Selon Harari, comme toute religion, le Dataïsme possède ses commandements. En voici un petit résumé :
- Le Dataïste doit maximiser le flux de données en se connectant à toujours plus de médias, mais aussi en produisant et consommant toujours plus d’information.
- Tout doit être rattaché au système (Internet des Objets) y compris les hérétiques qui ne veulent pas y être branché. Tous les objets et êtres vivants doivent rester connecté au système.
- Aucune partie de l’univers ne doit rester déconnecté de la grande toile de la vie et le péché le plus grave serait débloquer le plus de données.
- Pour le Dataïste les expériences humaines pour avoir du sens doivent être en partagées en ligne dans le grand flux de données.

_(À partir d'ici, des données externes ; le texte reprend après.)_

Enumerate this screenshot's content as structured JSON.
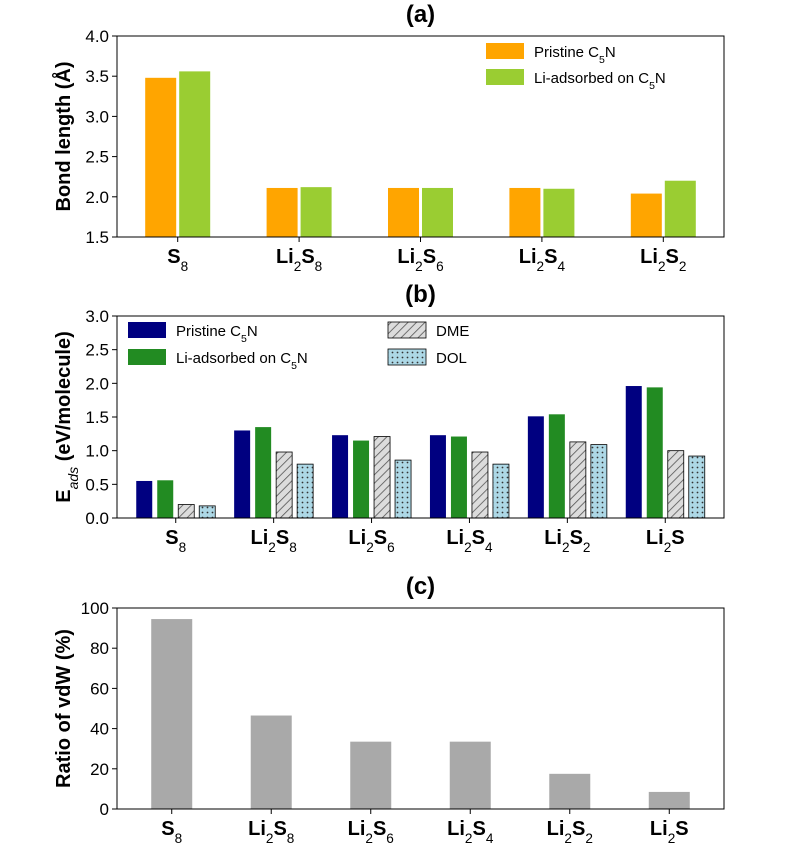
{
  "chart_data": [
    {
      "type": "bar",
      "title": "(a)",
      "ylabel": "Bond length (Å)",
      "ylim": [
        1.5,
        4.0
      ],
      "yticks": [
        "1.5",
        "2.0",
        "2.5",
        "3.0",
        "3.5",
        "4.0"
      ],
      "categories": [
        "S8",
        "Li2S8",
        "Li2S6",
        "Li2S4",
        "Li2S2"
      ],
      "series": [
        {
          "name": "Pristine C5N",
          "color": "#ffa500",
          "values": [
            3.48,
            2.11,
            2.11,
            2.11,
            2.04
          ]
        },
        {
          "name": "Li-adsorbed on C5N",
          "color": "#9acd32",
          "values": [
            3.56,
            2.12,
            2.11,
            2.1,
            2.2
          ]
        }
      ],
      "legend": "top-right"
    },
    {
      "type": "bar",
      "title": "(b)",
      "ylabel": "Eads (eV/molecule)",
      "ylim": [
        0.0,
        3.0
      ],
      "yticks": [
        "0.0",
        "0.5",
        "1.0",
        "1.5",
        "2.0",
        "2.5",
        "3.0"
      ],
      "categories": [
        "S8",
        "Li2S8",
        "Li2S6",
        "Li2S4",
        "Li2S2",
        "Li2S"
      ],
      "series": [
        {
          "name": "Pristine C5N",
          "color": "#000080",
          "values": [
            0.55,
            1.3,
            1.23,
            1.23,
            1.51,
            1.96
          ]
        },
        {
          "name": "Li-adsorbed on C5N",
          "color": "#228b22",
          "values": [
            0.56,
            1.35,
            1.15,
            1.21,
            1.54,
            1.94
          ]
        },
        {
          "name": "DME",
          "color": "#dcdcdc",
          "values": [
            0.2,
            0.98,
            1.21,
            0.98,
            1.13,
            1.0
          ]
        },
        {
          "name": "DOL",
          "color": "#add8e6",
          "values": [
            0.18,
            0.8,
            0.86,
            0.8,
            1.09,
            0.92
          ]
        }
      ],
      "legend": "top-left"
    },
    {
      "type": "bar",
      "title": "(c)",
      "ylabel": "Ratio of vdW (%)",
      "ylim": [
        0,
        100
      ],
      "yticks": [
        "0",
        "20",
        "40",
        "60",
        "80",
        "100"
      ],
      "categories": [
        "S8",
        "Li2S8",
        "Li2S6",
        "Li2S4",
        "Li2S2",
        "Li2S"
      ],
      "series": [
        {
          "name": "vdW ratio",
          "color": "#a9a9a9",
          "values": [
            94.5,
            46.5,
            33.5,
            33.5,
            17.5,
            8.5
          ]
        }
      ]
    }
  ]
}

- La liberté de l’information est le bien suprême.
Dataïsme, les bons côtés
D’un point de vue purement pratique, le Dataïsme possède cependant plusieurs avantages potentiels. En utilisant des données, les chercheurs et les entreprises peuvent découvrir des tendances, résoudre des problèmes complexes et même développer de nouvelles innovations. Les diagnostics médicaux assistés par l’Intelligence Artificielle, par exemple, tirent parti des données pour proposer des traitements plus précis et efficaces. Mais comme dirait Michel Onfray, tout ceci n’est qu’un cheval de Troie qui permettra demain de mettre en place une société de surveillance dont on voit déjà les prémices.
Conclusion
A mon avis, s’il y a bien un concept qu’il faut comprendre pour saisir la portée des changements induits par l’avènement de ce que j’appelle le digitocène, c’est le le Dataïsme, un concept novateur développé par Yuval Noah Harari. Alors que nous continuons à avancer dans cette nouvelle ère numérique, le Dataïsme nous rappelle que, tout en exploitant le potentiel des données pour façonner notre avenir, nous pourrions très bien finir par devenir des esclaves des données numériques.